The Exact Nature of Our Wrongs by Janet Peery
St. Martin's Press: 9/19/17
eBook review copy; 288 pages
The Exact Nature of Our Wrongs by Janet Peery is a highly recommended look at the dysfunctional, aging Campbell family.
In Amicus, Kansas, the Campbell family has long been through the actions
of their patriarch, Abel. Long retired, Abel was a town lawyer and
later a judge. He ruled his family, including Hattie, his wife, via his
scathing comments, exacting expectations, and demanded to be the center
of attention. Hattie wonders of their family, once well-regarded by the
community, is now considered to be to total decline as all of her and
Abel's children were, and some are still, plagued by alcoholism, drug
addictions, divorces, and foreclosures.
Of the five surviving children, it is the youngest, Billy, who receives
the brunt of his father's loathing, yet the bulk of his mother's love
and ever-present enabling. The rest of the siblings know Billy's issues,
even as they deal with their own. Certainly it is Billy's health and
addictions that have monopolized the family discourse for years.

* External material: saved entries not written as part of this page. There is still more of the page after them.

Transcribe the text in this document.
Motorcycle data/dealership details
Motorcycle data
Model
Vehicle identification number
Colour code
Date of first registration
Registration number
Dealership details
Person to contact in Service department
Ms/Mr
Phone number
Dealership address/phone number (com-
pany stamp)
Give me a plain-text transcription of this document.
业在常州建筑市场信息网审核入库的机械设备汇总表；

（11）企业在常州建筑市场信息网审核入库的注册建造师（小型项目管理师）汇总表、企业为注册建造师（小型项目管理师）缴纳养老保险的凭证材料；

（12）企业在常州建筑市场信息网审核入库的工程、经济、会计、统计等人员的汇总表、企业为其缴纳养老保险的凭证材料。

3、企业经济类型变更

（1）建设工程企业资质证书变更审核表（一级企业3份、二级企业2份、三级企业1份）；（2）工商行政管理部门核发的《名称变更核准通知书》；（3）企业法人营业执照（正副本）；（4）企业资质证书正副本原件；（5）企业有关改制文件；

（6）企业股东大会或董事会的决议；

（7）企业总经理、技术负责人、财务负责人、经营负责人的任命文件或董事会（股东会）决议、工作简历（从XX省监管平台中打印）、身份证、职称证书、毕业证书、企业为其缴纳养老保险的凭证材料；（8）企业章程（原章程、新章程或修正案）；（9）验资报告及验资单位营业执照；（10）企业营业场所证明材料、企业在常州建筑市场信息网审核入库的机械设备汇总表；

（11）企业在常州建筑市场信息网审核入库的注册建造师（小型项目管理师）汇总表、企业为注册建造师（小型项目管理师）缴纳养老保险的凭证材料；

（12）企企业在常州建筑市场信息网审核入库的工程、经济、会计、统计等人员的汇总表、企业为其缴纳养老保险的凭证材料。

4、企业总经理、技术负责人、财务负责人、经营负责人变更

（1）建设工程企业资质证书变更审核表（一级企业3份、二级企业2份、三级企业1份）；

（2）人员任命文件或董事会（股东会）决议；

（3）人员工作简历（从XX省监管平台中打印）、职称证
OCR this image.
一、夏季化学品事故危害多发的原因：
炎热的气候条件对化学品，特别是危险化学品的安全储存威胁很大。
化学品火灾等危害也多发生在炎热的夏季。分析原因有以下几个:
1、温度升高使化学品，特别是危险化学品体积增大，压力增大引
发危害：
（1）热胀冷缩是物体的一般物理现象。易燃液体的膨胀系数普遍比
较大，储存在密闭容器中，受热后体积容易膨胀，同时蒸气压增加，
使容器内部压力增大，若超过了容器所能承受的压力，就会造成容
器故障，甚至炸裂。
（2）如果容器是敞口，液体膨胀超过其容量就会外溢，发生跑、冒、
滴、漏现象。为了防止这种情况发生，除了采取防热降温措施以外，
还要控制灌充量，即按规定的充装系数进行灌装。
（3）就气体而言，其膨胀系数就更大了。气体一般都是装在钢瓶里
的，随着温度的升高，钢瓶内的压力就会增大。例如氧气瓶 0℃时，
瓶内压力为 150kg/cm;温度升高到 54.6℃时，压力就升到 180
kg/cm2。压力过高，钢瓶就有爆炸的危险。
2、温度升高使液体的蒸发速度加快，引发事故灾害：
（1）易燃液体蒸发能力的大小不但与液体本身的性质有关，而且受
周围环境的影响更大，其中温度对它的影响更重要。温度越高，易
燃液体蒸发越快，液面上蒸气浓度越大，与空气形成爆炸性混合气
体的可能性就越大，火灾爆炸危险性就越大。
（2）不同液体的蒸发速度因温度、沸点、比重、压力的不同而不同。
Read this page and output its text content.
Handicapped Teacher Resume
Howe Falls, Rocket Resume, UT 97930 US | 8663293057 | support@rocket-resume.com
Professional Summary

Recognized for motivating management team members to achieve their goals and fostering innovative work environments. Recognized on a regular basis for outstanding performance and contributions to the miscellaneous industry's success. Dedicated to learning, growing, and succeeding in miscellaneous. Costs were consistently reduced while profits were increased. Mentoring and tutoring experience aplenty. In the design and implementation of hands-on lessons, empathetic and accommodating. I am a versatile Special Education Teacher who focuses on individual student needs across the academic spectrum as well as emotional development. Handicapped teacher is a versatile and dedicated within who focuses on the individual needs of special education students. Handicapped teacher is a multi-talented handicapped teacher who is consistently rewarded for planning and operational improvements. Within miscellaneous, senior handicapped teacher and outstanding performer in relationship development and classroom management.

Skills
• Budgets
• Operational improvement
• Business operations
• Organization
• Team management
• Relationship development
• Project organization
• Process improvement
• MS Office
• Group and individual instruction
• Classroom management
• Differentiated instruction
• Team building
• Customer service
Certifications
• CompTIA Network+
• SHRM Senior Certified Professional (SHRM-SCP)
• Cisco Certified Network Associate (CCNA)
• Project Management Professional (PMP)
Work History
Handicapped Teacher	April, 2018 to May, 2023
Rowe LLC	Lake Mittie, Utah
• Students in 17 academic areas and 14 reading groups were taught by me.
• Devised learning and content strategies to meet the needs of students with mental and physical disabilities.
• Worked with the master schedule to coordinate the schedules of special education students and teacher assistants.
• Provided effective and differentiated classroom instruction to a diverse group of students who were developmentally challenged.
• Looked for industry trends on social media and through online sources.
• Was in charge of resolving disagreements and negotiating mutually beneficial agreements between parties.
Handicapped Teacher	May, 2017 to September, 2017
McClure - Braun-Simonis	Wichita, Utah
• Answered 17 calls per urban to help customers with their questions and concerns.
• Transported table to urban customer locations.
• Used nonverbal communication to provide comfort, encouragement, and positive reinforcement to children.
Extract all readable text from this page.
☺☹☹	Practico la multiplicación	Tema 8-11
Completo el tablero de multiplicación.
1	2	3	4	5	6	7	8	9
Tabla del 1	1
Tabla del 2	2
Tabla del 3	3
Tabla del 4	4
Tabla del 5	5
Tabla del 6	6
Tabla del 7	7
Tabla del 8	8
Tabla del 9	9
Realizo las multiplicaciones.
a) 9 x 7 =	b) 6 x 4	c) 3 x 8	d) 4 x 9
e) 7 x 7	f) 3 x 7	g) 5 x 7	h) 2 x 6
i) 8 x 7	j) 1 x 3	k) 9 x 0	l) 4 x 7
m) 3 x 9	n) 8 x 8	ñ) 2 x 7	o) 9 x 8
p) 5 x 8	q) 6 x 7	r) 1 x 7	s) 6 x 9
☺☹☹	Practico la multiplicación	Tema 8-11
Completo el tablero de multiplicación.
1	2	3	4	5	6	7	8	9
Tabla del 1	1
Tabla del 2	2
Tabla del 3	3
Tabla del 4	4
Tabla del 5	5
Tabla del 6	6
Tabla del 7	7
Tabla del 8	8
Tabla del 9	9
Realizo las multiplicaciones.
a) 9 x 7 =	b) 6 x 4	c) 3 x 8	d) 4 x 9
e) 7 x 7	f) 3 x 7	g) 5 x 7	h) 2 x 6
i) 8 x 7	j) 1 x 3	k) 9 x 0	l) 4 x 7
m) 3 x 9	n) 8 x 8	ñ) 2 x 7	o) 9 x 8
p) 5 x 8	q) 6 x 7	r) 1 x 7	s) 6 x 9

This is a family drama where the family members are all playing out
long-held roles despite the fact that the parents are in their late
80's, heading to 90s, with children in their early 50's to mid-sixties.
The roles they have played and continue to play in their family's
dynamics remain predictable and consistent, as the members seem to be
unchanged, or unable to change and part ways with the familial role they
have consistently acted out. And Hattie, bless her heart, plays
favorites with such devotion that it is amazing that that all of the
rest of the adult children don't simply let go of their need for
approval. Yet they all cling to their bond of birth and replay old feuds
and their need for their parent's approval.
There is no doubt that The Exact Nature of Our Wrongs is a
beautifully written novel, both lyrical and descriptive. Peery's adept
descriptions and details about the setting and her character's fears and
foibles will resonate with many people who have experienced complex
family dramas of their own. The characters are finely drawn and feel
like real individuals. The
Campbell's come to life as a real family comprised of individuals who
are hurting, each in their own way. The story itself is slow moving as
it recounts these latter years in the life of the senior Campbells and
their children visiting them. Hattie is the heart of the story, along
with her favorite Billy, while everyone else vies for her love.
My review copy was courtesy of St. Martin's Press.